Investigations should be documented and relevant information from the reports should be published in a form that will protect confidential and legal information, to inform other relevant stakeholders of the lessons learnt so that the safety of hazardous installations can be improved.
The reports should include sufficient background information to enable the investigation results to be useful in other situations.
The reports should include conclusions resulting from the analysis of accident data.
Public authorities should disseminate such reports to the industrial organisations within their country that might benefit from the lessons learnt from the investigation.
Public authorities should facilitate the sharing of investigation reports with industry and in an international context using for example chemical accidents databases (Box 10.2) and, in particular, to improve information sharing concerning causes of accidents.
Public authorities should actively communicate the results and lessons learnt with the affected local population and community representatives.
Public authorities should be responsible for ensuring that appropriate action is taken in light of the recommendations set out in investigation reports.
Adequate resources should be provided to public authorities to carry out their responsibilities with respect to accident investigations and the dissemination of related information.

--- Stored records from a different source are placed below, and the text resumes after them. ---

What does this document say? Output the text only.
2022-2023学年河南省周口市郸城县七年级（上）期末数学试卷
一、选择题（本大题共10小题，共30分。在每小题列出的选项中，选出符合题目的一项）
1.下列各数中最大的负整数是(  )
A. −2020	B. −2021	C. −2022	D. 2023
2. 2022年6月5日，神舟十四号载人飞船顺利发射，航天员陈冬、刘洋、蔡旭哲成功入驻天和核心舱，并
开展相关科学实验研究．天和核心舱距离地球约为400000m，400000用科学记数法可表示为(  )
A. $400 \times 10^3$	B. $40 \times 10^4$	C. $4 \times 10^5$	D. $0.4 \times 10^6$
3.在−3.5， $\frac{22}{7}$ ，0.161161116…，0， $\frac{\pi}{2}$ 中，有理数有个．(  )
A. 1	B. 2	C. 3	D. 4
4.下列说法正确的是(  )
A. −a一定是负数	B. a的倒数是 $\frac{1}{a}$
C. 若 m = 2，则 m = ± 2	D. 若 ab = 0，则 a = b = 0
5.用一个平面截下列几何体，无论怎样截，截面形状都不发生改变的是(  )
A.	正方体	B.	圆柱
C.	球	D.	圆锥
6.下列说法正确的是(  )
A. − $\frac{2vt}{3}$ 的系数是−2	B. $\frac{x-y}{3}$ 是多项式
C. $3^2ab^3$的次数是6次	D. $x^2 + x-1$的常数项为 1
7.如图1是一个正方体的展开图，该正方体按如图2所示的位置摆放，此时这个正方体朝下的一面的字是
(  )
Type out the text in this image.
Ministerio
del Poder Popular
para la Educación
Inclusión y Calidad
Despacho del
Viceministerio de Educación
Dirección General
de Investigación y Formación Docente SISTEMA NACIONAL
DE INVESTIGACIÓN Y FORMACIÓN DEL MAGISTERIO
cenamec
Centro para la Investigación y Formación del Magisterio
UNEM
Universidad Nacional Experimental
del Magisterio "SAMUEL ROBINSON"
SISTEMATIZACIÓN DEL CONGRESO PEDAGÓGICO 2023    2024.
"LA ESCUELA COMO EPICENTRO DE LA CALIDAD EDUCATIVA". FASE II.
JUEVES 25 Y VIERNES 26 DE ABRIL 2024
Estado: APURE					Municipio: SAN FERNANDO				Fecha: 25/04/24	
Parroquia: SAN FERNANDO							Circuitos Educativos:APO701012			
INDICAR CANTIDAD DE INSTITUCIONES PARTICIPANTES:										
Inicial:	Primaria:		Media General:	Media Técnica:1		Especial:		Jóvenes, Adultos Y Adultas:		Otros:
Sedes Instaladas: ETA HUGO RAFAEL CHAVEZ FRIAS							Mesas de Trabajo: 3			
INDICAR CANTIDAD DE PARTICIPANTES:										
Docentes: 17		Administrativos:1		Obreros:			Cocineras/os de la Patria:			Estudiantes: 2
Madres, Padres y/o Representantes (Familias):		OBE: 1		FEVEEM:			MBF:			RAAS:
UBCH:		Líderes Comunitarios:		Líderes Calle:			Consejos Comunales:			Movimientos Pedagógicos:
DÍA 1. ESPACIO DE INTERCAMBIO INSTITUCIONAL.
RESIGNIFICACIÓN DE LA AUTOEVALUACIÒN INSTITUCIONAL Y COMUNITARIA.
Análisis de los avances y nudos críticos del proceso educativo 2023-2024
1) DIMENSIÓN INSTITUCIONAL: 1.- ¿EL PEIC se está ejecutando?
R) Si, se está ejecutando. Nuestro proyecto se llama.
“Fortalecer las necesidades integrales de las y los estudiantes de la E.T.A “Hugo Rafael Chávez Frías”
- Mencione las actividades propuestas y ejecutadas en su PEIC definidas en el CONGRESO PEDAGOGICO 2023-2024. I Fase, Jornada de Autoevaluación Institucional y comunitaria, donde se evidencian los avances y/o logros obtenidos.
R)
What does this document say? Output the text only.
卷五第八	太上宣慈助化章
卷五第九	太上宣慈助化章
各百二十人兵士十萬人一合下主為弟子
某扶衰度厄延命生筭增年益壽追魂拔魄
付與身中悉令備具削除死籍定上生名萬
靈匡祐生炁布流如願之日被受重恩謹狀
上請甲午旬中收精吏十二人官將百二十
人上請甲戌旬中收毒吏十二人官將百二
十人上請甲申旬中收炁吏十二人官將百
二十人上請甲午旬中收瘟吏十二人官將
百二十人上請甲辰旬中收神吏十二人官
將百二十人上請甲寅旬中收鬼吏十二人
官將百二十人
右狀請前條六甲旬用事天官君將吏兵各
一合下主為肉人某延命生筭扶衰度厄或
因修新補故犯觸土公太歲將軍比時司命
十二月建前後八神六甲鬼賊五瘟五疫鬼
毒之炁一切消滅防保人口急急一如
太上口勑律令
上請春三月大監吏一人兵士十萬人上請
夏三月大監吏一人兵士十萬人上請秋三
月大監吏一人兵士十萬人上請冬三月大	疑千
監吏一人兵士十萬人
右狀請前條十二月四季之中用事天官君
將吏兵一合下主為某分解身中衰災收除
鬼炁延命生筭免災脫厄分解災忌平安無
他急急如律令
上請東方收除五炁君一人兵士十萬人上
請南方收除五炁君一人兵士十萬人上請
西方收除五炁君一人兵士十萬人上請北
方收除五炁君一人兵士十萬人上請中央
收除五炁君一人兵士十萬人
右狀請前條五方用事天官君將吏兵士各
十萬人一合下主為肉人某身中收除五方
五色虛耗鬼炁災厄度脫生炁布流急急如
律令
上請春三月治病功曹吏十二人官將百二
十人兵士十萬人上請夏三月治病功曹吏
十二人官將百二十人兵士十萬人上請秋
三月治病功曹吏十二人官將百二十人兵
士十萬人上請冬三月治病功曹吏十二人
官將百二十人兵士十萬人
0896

Box 10.2. Examples of chemical accidents databases
eMARS (https://emars.jrc.ec.europa.eu/)
The European Major Accident Reporting System (eMARS) database is maintained by the European Commission at the European Union Joint Research Centre (JRC), Major Accident Hazards Bureau. The database is the implementation of Article 21, No. 4, of the Seveso III Directive.
eNatech (https://enatech.jrc.ec.europa.eu/)
The aim of this database is to systematically collect information on Natural Hazard Triggered Technological Accidents (Natech) that occur worldwide and allow the searching and analysis of Natech accident reports for lesson-learning purposes.
The ZEMA database is the central reporting system for the German Major Accidents Ordinance.
The ARIA database is maintained by BARPI – an office of the French Ministry for Ecological Transition and Solidarity (i.e. Environment Ministry). It contains more than 50 000 entries. These cover a wide range of technological accidents from within France and elsewhere.
TUKES VARO (http://varo.tukes.fi/)
The current web version of the VARO register was published in 2013. The VARO register contains information collected by the Finnish Safety and Chemicals Agency (Tukes) from various sources on accidents that have occurred in Finland.
Failure Knowledge Database (http://www.shippai.org/fkd/en/index.html)
The Failure Knowledge Database has been developed by the Japan Science and Technology Agency (JST) and is available in Japanese and English. It covers a range of technologies and the accident reports are classified according to these technologies.
Relational Information System for Chemical Accidents Database (RISCAD) (https://riscad.aist-riss.jp/)
RISCAD is a Japanese database developed by the National Institute of Advanced Industrial Science and Technology (AIST) and the JST. The interface and content are provided in Japanese and English. The reports cover not only the chemical industry but also other technologies such as coal mining.
United States Chemical Safety Board (CSB) (http://www.csb.gov)
The U.S. CSB does not run a database in the strict sense of the word. However, from its website, it is possible to find information including investigation reports, videos and animations of accidents investigated by the CSB.
Source: IChemE (2020[2]), “Accidents Databases – A review”, Loss Prevention Bulletin, No. 275.
References
[1] CCPS (2022), Introduction to Incident Investigation, Center for Chemical Process Safety, https://www.aiche.org/ccps/introduction-incident-investigation.
[2] IChemE (2020), Accidents Databases – A review.